I skimmed that paper last week. The tweak to the diffusion matrix is clever, but I kept spotting a symmetry that could be exploited if you look at the round constants the way I did. Want to dive into the math together?

Let’s start by writing out the round constants in binary. If you line them up you’ll see a repeating block of zeros and ones that I think hides the key pattern. Pull them into a grid and we can test for a linear relation between adjacent rounds. That’ll let us check if the symmetry actually gives a shortcut. Ready to pull them up?

Great, send me the 4‑row grid and we’ll run a quick check for linear dependencies—I'll spot any repeating pattern in a moment.

Row1 and Row2 are exact complements, and so are Row3 and Row4. If you XOR each pair you get all‑ones: Row1⊕Row2 = 1111111111111111 Row3⊕Row4 = 1111111111111111 So the constants cycle between two complementary patterns. That means every two rounds the net effect of the constants cancels out modulo 2. The next step is to see if the round function itself is linear so that the two‑round block becomes an identity on the state. Try plugging the constants into the round equation and check whether the output after the fourth round equals the input after the first.

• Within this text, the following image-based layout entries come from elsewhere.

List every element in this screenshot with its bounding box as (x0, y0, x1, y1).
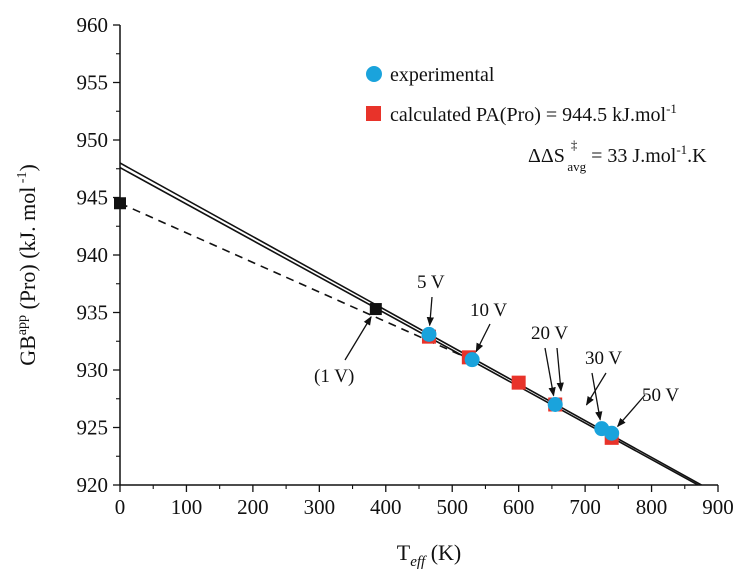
annotation-label: 5 V (417, 272, 445, 293)
y-tick-label: 945 (77, 186, 109, 210)
y-tick-label: 950 (77, 128, 109, 152)
x-tick-label: 200 (237, 495, 269, 519)
x-tick-label: 500 (436, 495, 468, 519)
calculated-point (511, 375, 526, 390)
legend-calculated-label: calculated PA(Pro) = 944.5 kJ.mol-1 (390, 101, 677, 126)
annotation-arrow (344, 315, 372, 361)
entropy-note: ΔΔS ‡ avg = 33 J.mol-1.K (528, 137, 707, 174)
x-tick-label: 300 (304, 495, 336, 519)
y-tick-label: 925 (77, 416, 109, 440)
y-axis-title-end: ) (15, 164, 40, 171)
x-tick-label: 900 (702, 495, 734, 519)
legend-experimental-marker (366, 66, 382, 82)
y-tick-label: 930 (77, 358, 109, 382)
annotation-label: 30 V (585, 348, 622, 369)
y-tick-label: 940 (77, 243, 109, 267)
legend-calculated-sup: -1 (666, 101, 677, 116)
experimental-point (604, 425, 620, 441)
plot-layer: 920 925 930 935 940 945 950 955 960 0 100 200 300 400… (15, 13, 734, 570)
legend: experimental calculated PA(Pro) = 944.5 k… (366, 64, 707, 174)
entropy-note-sub: avg (567, 159, 586, 174)
x-tick-label: 400 (370, 495, 402, 519)
annotation-label: 50 V (642, 385, 679, 406)
annotation-arrow (591, 372, 603, 421)
x-tick-label: 800 (636, 495, 668, 519)
black-point (369, 303, 382, 316)
annotation-arrow (556, 347, 564, 392)
y-tick-label: 955 (77, 71, 109, 95)
x-tick-label: 100 (171, 495, 203, 519)
x-axis-title-sub: eff (410, 554, 427, 570)
entropy-note-sup2: -1 (676, 142, 687, 157)
annotation-arrow (544, 347, 556, 397)
annotation-label: 10 V (470, 300, 507, 321)
y-axis-title-sup: app (15, 315, 30, 335)
x-axis-title-unit: (K) (425, 540, 461, 565)
x-tick-label: 700 (569, 495, 601, 519)
y-axis-title-rest: (Pro) (kJ. mol (15, 187, 40, 315)
y-tick-label: 935 (77, 301, 109, 325)
entropy-note-suffix2: .K (687, 145, 707, 167)
annotation-arrow (426, 296, 434, 327)
experimental-point (421, 326, 437, 342)
annotation-arrow (617, 394, 646, 428)
x-axis-title: Teff (K) (397, 540, 462, 570)
x-tick-label: 600 (503, 495, 535, 519)
annotation-arrow (585, 372, 607, 406)
dashed-fit-line (120, 202, 480, 364)
annotation-arrow (475, 323, 491, 353)
annotation-label: (1 V) (314, 366, 354, 387)
x-tick-label: 0 (115, 495, 126, 519)
entropy-note-suffix: = 33 J.mol (586, 145, 677, 167)
experimental-point (547, 397, 563, 412)
legend-calculated-marker (366, 106, 381, 121)
y-axis-title: GBapp (Pro) (kJ. mol -1) (15, 164, 40, 366)
legend-calculated-name: calculated PA(Pro) = 944.5 kJ.mol (390, 104, 667, 126)
y-tick-label: 920 (77, 473, 109, 497)
experimental-point (464, 352, 480, 368)
y-axis-title-main: GB (15, 335, 40, 366)
x-axis-title-main: T (397, 540, 411, 565)
y-axis-title-sup2: -1 (15, 172, 30, 187)
entropy-note-sup: ‡ (571, 137, 578, 152)
entropy-note-prefix: ΔΔS (528, 145, 565, 167)
annotation-label: 20 V (531, 323, 568, 344)
black-point (114, 197, 126, 210)
y-tick-label: 960 (77, 13, 109, 37)
legend-experimental-label: experimental (390, 64, 495, 86)
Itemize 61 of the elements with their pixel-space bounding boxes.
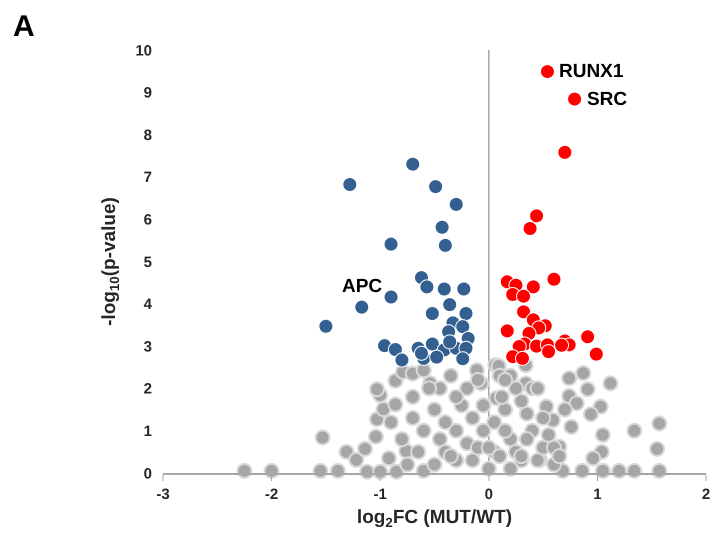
point — [455, 319, 470, 334]
point — [424, 336, 440, 352]
y-tick-label: 6 — [144, 211, 152, 228]
point — [458, 306, 474, 322]
y-tick-label: 1 — [144, 422, 152, 440]
text: A — [13, 10, 35, 43]
point — [394, 352, 410, 368]
y-tick-label: 2 — [144, 380, 152, 398]
x-axis-title: log$_{2}$FC (MUT/WT) — [356, 507, 512, 530]
point — [354, 300, 370, 315]
y-tick-label: 0 — [144, 465, 152, 482]
point — [429, 350, 444, 365]
x-tick-label: 2 — [702, 486, 710, 503]
annotation: SRC — [587, 89, 628, 110]
point — [516, 304, 532, 320]
y-tick-label: 10 — [135, 42, 152, 60]
point — [541, 344, 556, 360]
point — [384, 290, 399, 305]
x-tick-label: 1 — [593, 486, 602, 503]
point — [529, 208, 544, 224]
point — [448, 196, 464, 212]
point — [436, 282, 452, 296]
y-tick-label: 4 — [144, 296, 153, 314]
point — [442, 297, 458, 312]
point — [384, 236, 399, 252]
point — [405, 156, 420, 172]
point — [522, 221, 538, 236]
point — [557, 144, 572, 160]
point — [526, 279, 541, 294]
point — [414, 346, 429, 361]
point — [546, 272, 562, 287]
y-tick-label: 3 — [144, 338, 152, 356]
point — [419, 279, 434, 294]
point — [580, 329, 596, 344]
x-tick-label: -1 — [374, 486, 387, 503]
point — [567, 92, 582, 107]
point — [500, 323, 515, 338]
point — [514, 350, 530, 366]
point — [456, 282, 472, 296]
point — [428, 179, 444, 194]
point — [540, 64, 555, 80]
y-tick-label: 5 — [144, 254, 152, 271]
point — [554, 338, 570, 353]
x-tick-label: 0 — [484, 486, 493, 503]
point — [438, 238, 453, 253]
y-tick-label: 7 — [144, 169, 152, 186]
point — [516, 288, 532, 304]
annotation: RUNX1 — [559, 61, 624, 82]
point — [318, 318, 334, 334]
x-tick-label: -3 — [156, 486, 170, 503]
y-tick-label: 8 — [144, 126, 152, 144]
point — [388, 342, 403, 357]
point — [455, 351, 470, 366]
point — [424, 306, 440, 322]
y-tick-label: 9 — [144, 84, 152, 102]
x-tick-label: -2 — [264, 486, 278, 503]
point — [342, 177, 358, 192]
point — [588, 346, 604, 362]
annotation: APC — [342, 276, 382, 297]
point — [434, 220, 450, 235]
point — [442, 334, 458, 350]
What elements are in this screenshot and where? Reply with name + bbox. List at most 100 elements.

If that holds, we’ve found a shortcut.

The round goes: state vector s, first add the round constant c, then apply the S‑box layer N (non‑linear), and finally multiply by the diffusion matrix D (linear). So mathematically: s′ = D · N (s ⊕ c). The constants you pulled are the c’s for each round. For two rounds you’ll have s₂ = D · N (D · N (s₀ ⊕ c₁) ⊕ c₂). Plug the complementary pairs you found for c₁ and c₂, then compute s₂ and see if it equals s₀. That’s the test. If it does, the two‑round map is identity; if not, we’ll need to look deeper into the S‑boxes. Let’s crunch the numbers.